1141158— MANDED. -REVERSED AND RE-
1141166— MANDED. -REVERSED AND RE-
1141168--REVERSED AND REMANDED.
STUART, BOLIN, PARKER, and MAIN, JJ., concur. SHAW, J., concurs in the result. MURDOCK, WISE, and BRYAN, JJ., dissent.. Although its decision is not binding on this Court, we note that in Nailen v. Ford Motor Co., 690 F.Supp. 552 (S.D.Miss.1988), the United States District Court for the Southern District of Mississippi reached the same conclusion in applying § 6-5-410 to nearly identical facts:
“Whether or not this action has been brought by a personal representative of the estate cannot be disputed. The plaintiff was at one time the administrator of [the deceased's] estate; however, the deceased’s estate was closed and the plaintiff was discharged and released as administrator some seventeen (17) months prior to the filing of this action. In Downtown Nursing Home, Inc. v. Pool, 375 So.2d 465, 466 (Ala.1979), it was determined that the term 'personal representative’, as it is used in the wrongful death statute, means the executor or administrator of the testator or intestate. The Pool court further concluded that the person filing suit must be the personal representative at the time of filing and that amendments to substitute the personal representation or to otherwise comply after suit was filed, would not preclude dismissal of the action. Id. at 466. In light of Pool, it is obvious that this suit must be dismissed, if for no other reason than because the plaintiff was not the personal representative of the deceased’s estate at the time suit was filed.”
690 F.Supp. at 556.
. We note that Paula does not argue on appeal, as she did in the circuit court, that her reappointment as personal representative of Thomas’s estate relates back to the time of Thomas’s death.
. Paula relies upon Alabama Power Co. v. White, 377 So.2d 930 (Ala.1979), in making her argument. Alabama Power, however, is distinguishable.

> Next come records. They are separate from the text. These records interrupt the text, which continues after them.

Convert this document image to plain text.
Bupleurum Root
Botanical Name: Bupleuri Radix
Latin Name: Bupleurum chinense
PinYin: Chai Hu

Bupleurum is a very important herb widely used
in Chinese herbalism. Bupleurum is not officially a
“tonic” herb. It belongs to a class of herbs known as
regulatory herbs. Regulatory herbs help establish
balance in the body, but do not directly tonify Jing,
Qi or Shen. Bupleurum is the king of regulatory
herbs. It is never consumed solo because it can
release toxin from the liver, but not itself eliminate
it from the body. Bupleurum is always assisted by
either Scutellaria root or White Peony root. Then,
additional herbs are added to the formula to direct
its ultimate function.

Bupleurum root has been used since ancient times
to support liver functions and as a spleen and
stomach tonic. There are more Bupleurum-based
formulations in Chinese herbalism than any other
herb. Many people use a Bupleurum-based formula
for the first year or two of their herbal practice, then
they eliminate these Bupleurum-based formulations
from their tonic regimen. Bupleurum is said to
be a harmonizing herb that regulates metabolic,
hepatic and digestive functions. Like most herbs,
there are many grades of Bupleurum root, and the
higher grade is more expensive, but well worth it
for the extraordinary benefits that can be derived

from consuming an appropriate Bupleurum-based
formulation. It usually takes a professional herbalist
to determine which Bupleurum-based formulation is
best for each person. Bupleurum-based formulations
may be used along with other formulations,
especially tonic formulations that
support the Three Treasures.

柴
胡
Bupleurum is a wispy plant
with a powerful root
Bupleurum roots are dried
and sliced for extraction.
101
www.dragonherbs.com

In Alabama Power, a plaintiff commenced an action under § 25-5-11, Ala.Code 1975, a part of the Workers’ Compensation Act. This Court addressed the following issue:
"Does ‘dependents,’ as used in [Ala.] Code 1975, § 25-5-11(a), require proof by the plaintiff as an essential element of her prima facie case that she is a dependent of the deceased employee, or does this term *1052have reference to the capacity of a party to bring the action ... ?”
Alabama Power, 377 So.2d at 931. In the present case, Paula brought an action under § 6-5-410, and the question before us is whether that action is a nullity. The present case in no way implicates § 25-5-11 or the Workers' Compensation Act.